Pentagon asked to submit 2014 budget that accounts for sequester
WASHINGTON — With no sign sequestration will be averted, two top lawmakers are asking Defense Secretary Chuck Hagel to provide a plan within months to cut $52 billion out of President Barack Obama’s 2014 defense budget request.
Obama last month sent Congress a $526.6 billion base Pentagon budget request for next year. But the request didn’t take into account a federal law capping the base budget at $475 billion unless a deadlocked Congress finds a way to cut $1.2 trillion from the deficit.
Sequestration in 2013 will slash $37 and $40 billion from the defense budget, and has already caused training rotations to be eliminated, air wings to be grounded and ship deployments canceled, defense officials say.
The prospect of a bipartisan agreement to avert sequestration appears slim, Senate Armed Services Committee chairman Sen. Carl Levin, D-Mich., and ranking member Sen. James Inhofe, R-Okla., wrote in a letter to Hagel sent Thursday.
The pair wrote that “the budgets passed by the Senate and the House of Representatives all assume that we will avoid sequestration in fiscal year 2014. To date, however, there has been virtually no sign of movement toward a bipartisan agreement that would enable us to do so.”
The problem is that many members of Congress and the public see sequestration as an effective way to cut the budget, they wrote.

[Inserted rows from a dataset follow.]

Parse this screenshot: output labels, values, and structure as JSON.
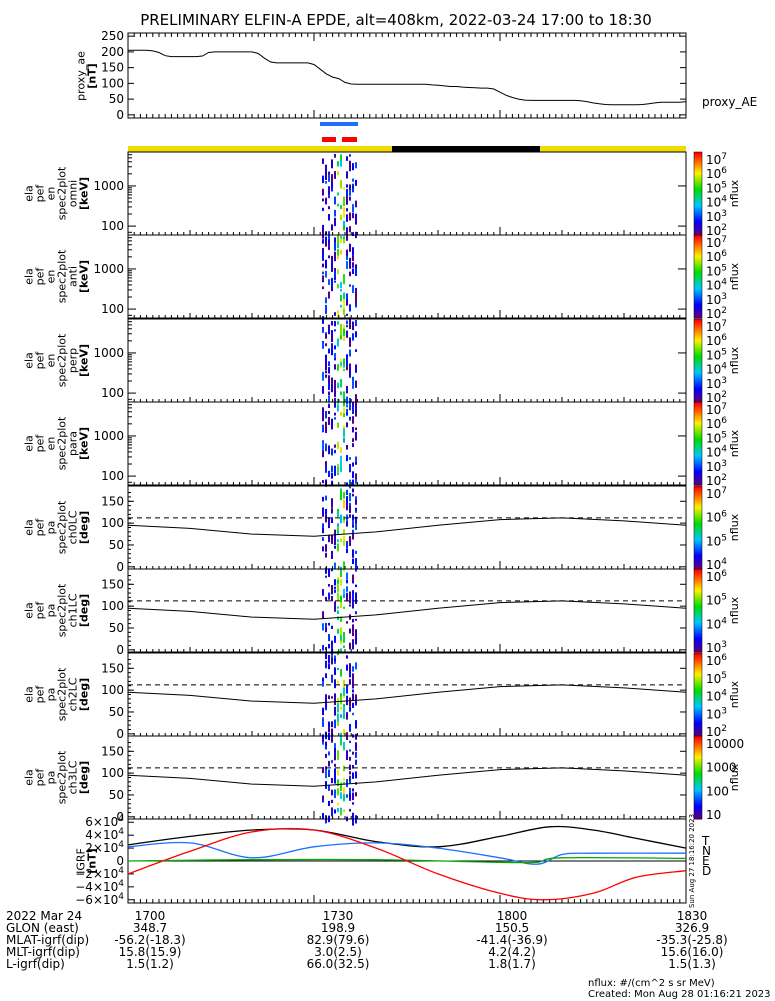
{
  "title": "PRELIMINARY ELFIN-A EPDE, alt=408km, 2022-03-24 17:00 to 18:30",
  "colors": {
    "red": "#ff0000",
    "blue": "#1e6fff",
    "green": "#00aa00",
    "yellow": "#f2dc00",
    "black": "#000000"
  },
  "chart_data": [
    {
      "type": "line",
      "name": "proxy_ae",
      "ylabel_lines": [
        "proxy_ae",
        "[nT]"
      ],
      "legend": "proxy_AE",
      "ylim": [
        -10,
        260
      ],
      "yticks": [
        0,
        50,
        100,
        150,
        200,
        250
      ],
      "x_minutes": [
        0,
        1,
        2,
        3,
        4,
        5,
        6,
        7,
        8,
        9,
        10,
        11,
        12,
        13,
        14,
        15,
        16,
        17,
        18,
        19,
        20,
        21,
        22,
        23,
        24,
        25,
        26,
        27,
        28,
        29,
        30,
        31,
        32,
        33,
        34,
        35,
        36,
        37,
        38,
        39,
        40,
        41,
        42,
        43,
        44,
        45,
        46,
        47,
        48,
        49,
        50,
        51,
        52,
        53,
        54,
        55,
        56,
        57,
        58,
        59,
        60,
        61,
        62,
        63,
        64,
        65,
        66,
        67,
        68,
        69,
        70,
        71,
        72,
        73,
        74,
        75,
        76,
        77,
        78,
        79,
        80,
        81,
        82,
        83,
        84,
        85,
        86,
        87,
        88,
        89,
        90
      ],
      "values": [
        205,
        205,
        205,
        205,
        203,
        198,
        188,
        185,
        185,
        185,
        185,
        185,
        187,
        198,
        200,
        200,
        200,
        200,
        200,
        200,
        200,
        195,
        180,
        168,
        165,
        165,
        165,
        165,
        165,
        165,
        160,
        145,
        130,
        120,
        115,
        103,
        98,
        97,
        97,
        97,
        97,
        97,
        97,
        97,
        97,
        97,
        97,
        97,
        97,
        95,
        94,
        92,
        90,
        90,
        88,
        87,
        86,
        85,
        85,
        82,
        72,
        62,
        55,
        50,
        47,
        46,
        46,
        46,
        46,
        46,
        46,
        46,
        46,
        45,
        42,
        38,
        35,
        33,
        32,
        32,
        32,
        32,
        32,
        33,
        35,
        38,
        40,
        40,
        40,
        40,
        42
      ]
    },
    {
      "type": "heatmap",
      "name": "ela_pef_en_spec2plot_omni",
      "ylabel_lines": [
        "ela",
        "pef",
        "en",
        "spec2plot",
        "omni",
        "[keV]"
      ],
      "yscale": "log",
      "ylim": [
        60,
        7000
      ],
      "yticks": [
        100,
        1000
      ],
      "colorbar": {
        "label": "nflux",
        "scale": "log",
        "range": [
          100,
          10000000
        ],
        "ticks": [
          "10^7",
          "10^6",
          "10^5",
          "10^4",
          "10^3",
          "10^2"
        ]
      }
    },
    {
      "type": "heatmap",
      "name": "ela_pef_en_spec2plot_anti",
      "ylabel_lines": [
        "ela",
        "pef",
        "en",
        "spec2plot",
        "anti",
        "[keV]"
      ],
      "yscale": "log",
      "ylim": [
        60,
        7000
      ],
      "yticks": [
        100,
        1000
      ],
      "colorbar": {
        "label": "nflux",
        "scale": "log",
        "range": [
          100,
          10000000
        ],
        "ticks": [
          "10^7",
          "10^6",
          "10^5",
          "10^4",
          "10^3",
          "10^2"
        ]
      }
    },
    {
      "type": "heatmap",
      "name": "ela_pef_en_spec2plot_perp",
      "ylabel_lines": [
        "ela",
        "pef",
        "en",
        "spec2plot",
        "perp",
        "[keV]"
      ],
      "yscale": "log",
      "ylim": [
        60,
        7000
      ],
      "yticks": [
        100,
        1000
      ],
      "colorbar": {
        "label": "nflux",
        "scale": "log",
        "range": [
          100,
          10000000
        ],
        "ticks": [
          "10^7",
          "10^6",
          "10^5",
          "10^4",
          "10^3",
          "10^2"
        ]
      }
    },
    {
      "type": "heatmap",
      "name": "ela_pef_en_spec2plot_para",
      "ylabel_lines": [
        "ela",
        "pef",
        "en",
        "spec2plot",
        "para",
        "[keV]"
      ],
      "yscale": "log",
      "ylim": [
        60,
        7000
      ],
      "yticks": [
        100,
        1000
      ],
      "colorbar": {
        "label": "nflux",
        "scale": "log",
        "range": [
          100,
          10000000
        ],
        "ticks": [
          "10^7",
          "10^6",
          "10^5",
          "10^4",
          "10^3",
          "10^2"
        ]
      }
    },
    {
      "type": "heatmap",
      "name": "ela_pef_pa_spec2plot_ch0LC",
      "ylabel_lines": [
        "ela",
        "pef",
        "pa",
        "spec2plot",
        "ch0LC",
        "[deg]"
      ],
      "ylim": [
        -5,
        185
      ],
      "yticks": [
        0,
        50,
        100,
        150
      ],
      "loss_cone_solid_deg": [
        95,
        88,
        75,
        70,
        80,
        95,
        108,
        112,
        105,
        95
      ],
      "loss_cone_dashed_deg": [
        112,
        112
      ],
      "colorbar": {
        "label": "nflux",
        "scale": "log",
        "range": [
          10000,
          10000000
        ],
        "ticks": [
          "10^7",
          "10^6",
          "10^5",
          "10^4"
        ]
      }
    },
    {
      "type": "heatmap",
      "name": "ela_pef_pa_spec2plot_ch1LC",
      "ylabel_lines": [
        "ela",
        "pef",
        "pa",
        "spec2plot",
        "ch1LC",
        "[deg]"
      ],
      "ylim": [
        -5,
        185
      ],
      "yticks": [
        0,
        50,
        100,
        150
      ],
      "loss_cone_solid_deg": [
        95,
        88,
        75,
        70,
        80,
        95,
        108,
        112,
        105,
        95
      ],
      "loss_cone_dashed_deg": [
        112,
        112
      ],
      "colorbar": {
        "label": "nflux",
        "scale": "log",
        "range": [
          1000,
          1000000
        ],
        "ticks": [
          "10^6",
          "10^5",
          "10^4",
          "10^3"
        ]
      }
    },
    {
      "type": "heatmap",
      "name": "ela_pef_pa_spec2plot_ch2LC",
      "ylabel_lines": [
        "ela",
        "pef",
        "pa",
        "spec2plot",
        "ch2LC",
        "[deg]"
      ],
      "ylim": [
        -5,
        185
      ],
      "yticks": [
        0,
        50,
        100,
        150
      ],
      "loss_cone_solid_deg": [
        95,
        88,
        75,
        70,
        80,
        95,
        108,
        112,
        105,
        95
      ],
      "loss_cone_dashed_deg": [
        112,
        112
      ],
      "colorbar": {
        "label": "nflux",
        "scale": "log",
        "range": [
          100,
          1000000
        ],
        "ticks": [
          "10^6",
          "10^5",
          "10^4",
          "10^3",
          "10^2"
        ]
      }
    },
    {
      "type": "heatmap",
      "name": "ela_pef_pa_spec2plot_ch3LC",
      "ylabel_lines": [
        "ela",
        "pef",
        "pa",
        "spec2plot",
        "ch3LC",
        "[deg]"
      ],
      "ylim": [
        -5,
        185
      ],
      "yticks": [
        0,
        50,
        100,
        150
      ],
      "loss_cone_solid_deg": [
        95,
        88,
        75,
        70,
        80,
        95,
        108,
        112,
        105,
        95
      ],
      "loss_cone_dashed_deg": [
        112,
        112
      ],
      "colorbar": {
        "label": "nflux",
        "scale": "log",
        "range": [
          10,
          10000
        ],
        "ticks": [
          "10000",
          "1000",
          "100",
          "10"
        ]
      }
    },
    {
      "type": "line",
      "name": "IGRF",
      "ylabel_lines": [
        "IGRF",
        "[nT]"
      ],
      "ylim": [
        -65000,
        65000
      ],
      "yticks": [
        "6×10^4",
        "4×10^4",
        "2×10^4",
        "0",
        "−2×10^4",
        "−4×10^4",
        "−6×10^4"
      ],
      "side_text": "Sun Aug 27 18:16:20 2023",
      "series": [
        {
          "name": "T",
          "color": "black",
          "x_minutes": [
            0,
            10,
            20,
            30,
            40,
            50,
            60,
            68,
            75,
            82,
            90
          ],
          "values": [
            25000,
            38000,
            48000,
            48000,
            30000,
            22000,
            38000,
            53000,
            48000,
            35000,
            20000
          ]
        },
        {
          "name": "N",
          "color": "blue",
          "x_minutes": [
            0,
            10,
            20,
            30,
            40,
            50,
            60,
            66,
            70,
            75,
            90
          ],
          "values": [
            22000,
            28000,
            5000,
            22000,
            28000,
            20000,
            5000,
            -5000,
            10000,
            12000,
            12000
          ]
        },
        {
          "name": "E",
          "color": "green",
          "x_minutes": [
            0,
            20,
            40,
            60,
            66,
            70,
            90
          ],
          "values": [
            0,
            2000,
            2000,
            -2000,
            -2000,
            5000,
            4000
          ]
        },
        {
          "name": "D",
          "color": "red",
          "x_minutes": [
            0,
            10,
            20,
            30,
            40,
            50,
            60,
            67,
            75,
            82,
            90
          ],
          "values": [
            -20000,
            15000,
            45000,
            48000,
            20000,
            -20000,
            -50000,
            -60000,
            -50000,
            -25000,
            -15000
          ]
        }
      ]
    }
  ],
  "footer": {
    "rows": [
      {
        "label": "2022 Mar 24",
        "values": [
          "1700",
          "1730",
          "1800",
          "1830"
        ]
      },
      {
        "label": "GLON (east)",
        "values": [
          "348.7",
          "198.9",
          "150.5",
          "326.9"
        ]
      },
      {
        "label": "MLAT-igrf(dip)",
        "values": [
          "-56.2(-18.3)",
          "82.9(79.6)",
          "-41.4(-36.9)",
          "-35.3(-25.8)"
        ]
      },
      {
        "label": "MLT-igrf(dip)",
        "values": [
          "15.8(15.9)",
          "3.0(2.5)",
          "4.2(4.2)",
          "15.6(16.0)"
        ]
      },
      {
        "label": "L-igrf(dip)",
        "values": [
          "1.5(1.2)",
          "66.0(32.5)",
          "1.8(1.7)",
          "1.5(1.3)"
        ]
      }
    ],
    "units_note": "nflux: #/(cm^2 s sr MeV)",
    "created": "Created: Mon Aug 28 01:16:21 2023"
  }
}
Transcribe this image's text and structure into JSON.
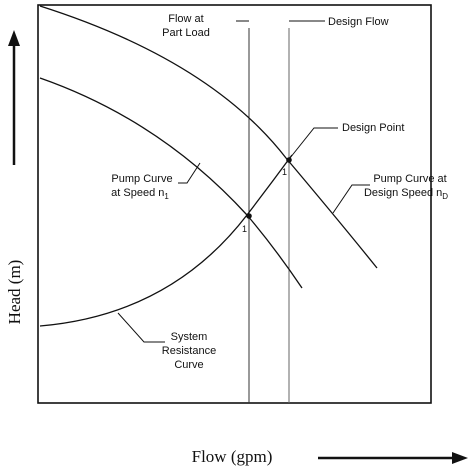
{
  "labels": {
    "flow_part_load_line1": "Flow at",
    "flow_part_load_line2": "Part Load",
    "design_flow": "Design Flow",
    "design_point": "Design Point",
    "pump_curve_n1_line1": "Pump Curve",
    "pump_curve_n1_line2": "at Speed n",
    "pump_curve_n1_sub": "1",
    "pump_curve_nd_line1": "Pump Curve at",
    "pump_curve_nd_line2": "Design Speed n",
    "pump_curve_nd_sub": "D",
    "system_line1": "System",
    "system_line2": "Resistance",
    "system_line3": "Curve",
    "point_1": "1",
    "point_2": "1"
  },
  "axes": {
    "x_title": "Flow (gpm)",
    "y_title": "Head (m)"
  }
}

Levin and Inhofe asked Hagel to submit a package of proposed reductions by July 1, making clear the potential damage that sequestration could cause.
“We recognize that it will not be easy to put together such a package,” they wrote. “In our view, however, a concrete demonstration of the painful choices the Department would have to make to cut $52 billion from its budget may be our last, best hope of avoiding sequestration altogether.”
Hagel has already ordered DOD officials to conduct a “strategic choices and management review,” due May 31, to examine the potential effects of sequestration. In addition to a broad-ranging look at DOD operations, the study will examine whether the Pentagon can meet the requirements of a new strategy that calls for a rebalancing of U.S. power toward Asia. But the review is not intended as a detailed budget cutting package, officials said.
Pentagon spokeswoman Lt. Col. Elizabeth Robbins said the department would respond directly to the senator’s request about how to implement sequestration in 2014, a possibility defense leaders are keen to avoid.
“The readiness of our force is rapidly eroding due to mandatory sequestration cuts, and we are deeply concerned about sequestration continuing into the next fiscal year,” Robbins said.